Activation de « danger » de signaux, tels que les profils moléculaires de micro-organismes pathogènes associés (PAMP) ou profils moléculaires associés aux dommages (DAMP), conduira la maturation iDCs vers DCs immunogènes comme matures DCs (CAM) via liaison différents récepteurs de reconnaissance de modèle la surface DC5. Immunogènes DCs plus amorcer la prolifération des lymphocytes T naïfs et la différenciation par le biais de l’augmentation de MHCII2, ligands costimulation (CD80, CD86, CD40 et)6, cytokines et autres médiateurs solubles7. Une cascade de production pro-inflammatoire médiateur de DCs immunogène est essentielle pour la différenciation des cellules de T médiée par les cytokines. Par exemple, tant IL-12 et IFN-γ sont nécessaires pour de différenciation Th18 et IL-1, IL-6 et IL-23 sont essentiels pour naïve des lymphocytes T polarisation vers de cellules Th179. Bien que matures DCs réagissent aux antigènes étrangers, activation incontrôlée de DC par auto-antigènes susceptible d’entraîner l’ablation de tolérance et favorisent le développement de maladies auto-immunes en générant des cellules autoréactives T dont l’activation mène à la destruction des tissus10 .

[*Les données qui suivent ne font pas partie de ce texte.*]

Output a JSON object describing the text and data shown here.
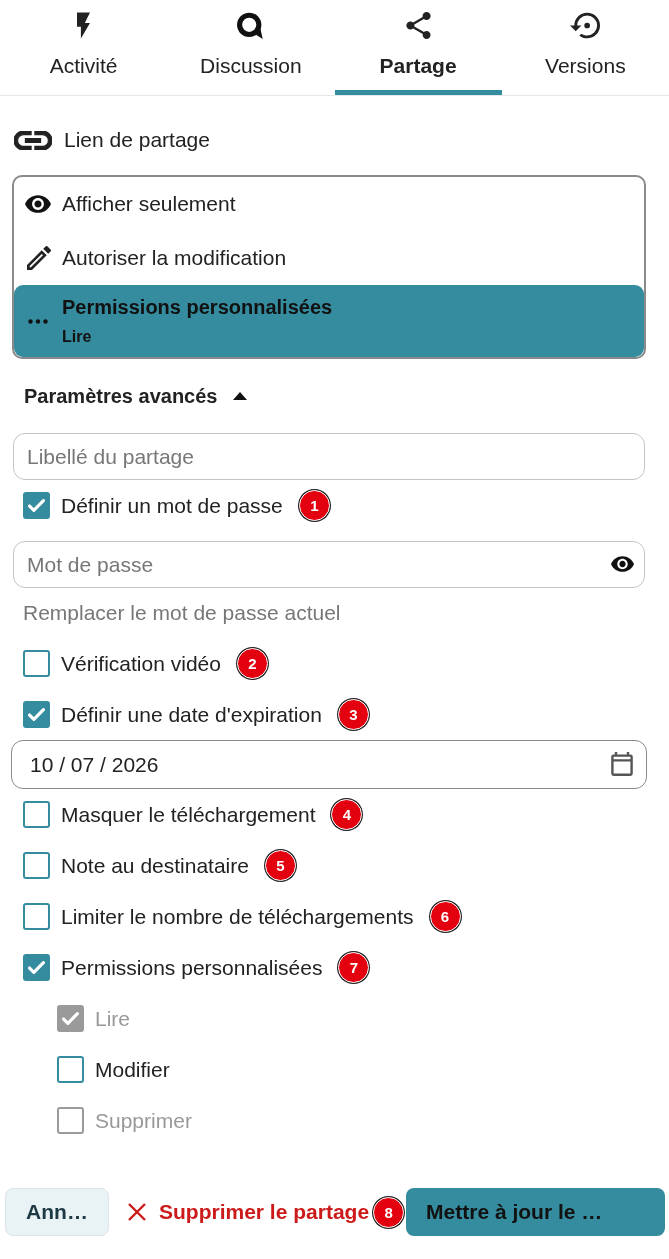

Des rapports récents ont fourni une preuve claire de la plasticité de DC, témoigne de leur capacité à interagir avec différents repères au sein de leur microenvironnement de tissu et à se différencier en sous-ensembles distincts effecteur/suppresseur DC. Les médiateurs anti-inflammatoires, comme l’IL-10,11, TGF-β12et13 de la HO-1 ont été démontrés à jouer un rôle important dans l’immunosuppression en induisant tolérogène DCs (TolDCs). Ces TolDCs acquérir des fonctions régulatrices et supprimer la prolifération de lymphocytes T14. En outre, l’absence de Co-stimulation par DCs la production de médiateurs anti-inflammatoires de TolDCs contribuent à l’induction des cellules T régulatrices (Tregs) et aussi efficacement inhibe la différenciation et l’expansion des Th1 et Th1715. Dans passé deux décennies, le potentiel thérapeutique des TolDCs a été rapporté par plusieurs chercheurs. Dans ces études, l’administration de l’ex-vivo généré TolDCs non seulement amélioré les symptômes pathologiques dans différents modèles précliniques de maladies auto-immunes16 mais aussi conduit au développement d’une tolérance immunitaire chez les patients17 ,,18. Fait intéressant, aujourd'hui la thérapie TolDCs a été considérée comme une approche alternative ou complémentaire pour des maladies auto-immunes dans plusieurs essais cliniques, y compris de type 1 diabète sucré19, polyarthrite rhumatoïde,20, 21, sclérose en plaques (MS)22,23,24et de la maladie de Crohn25.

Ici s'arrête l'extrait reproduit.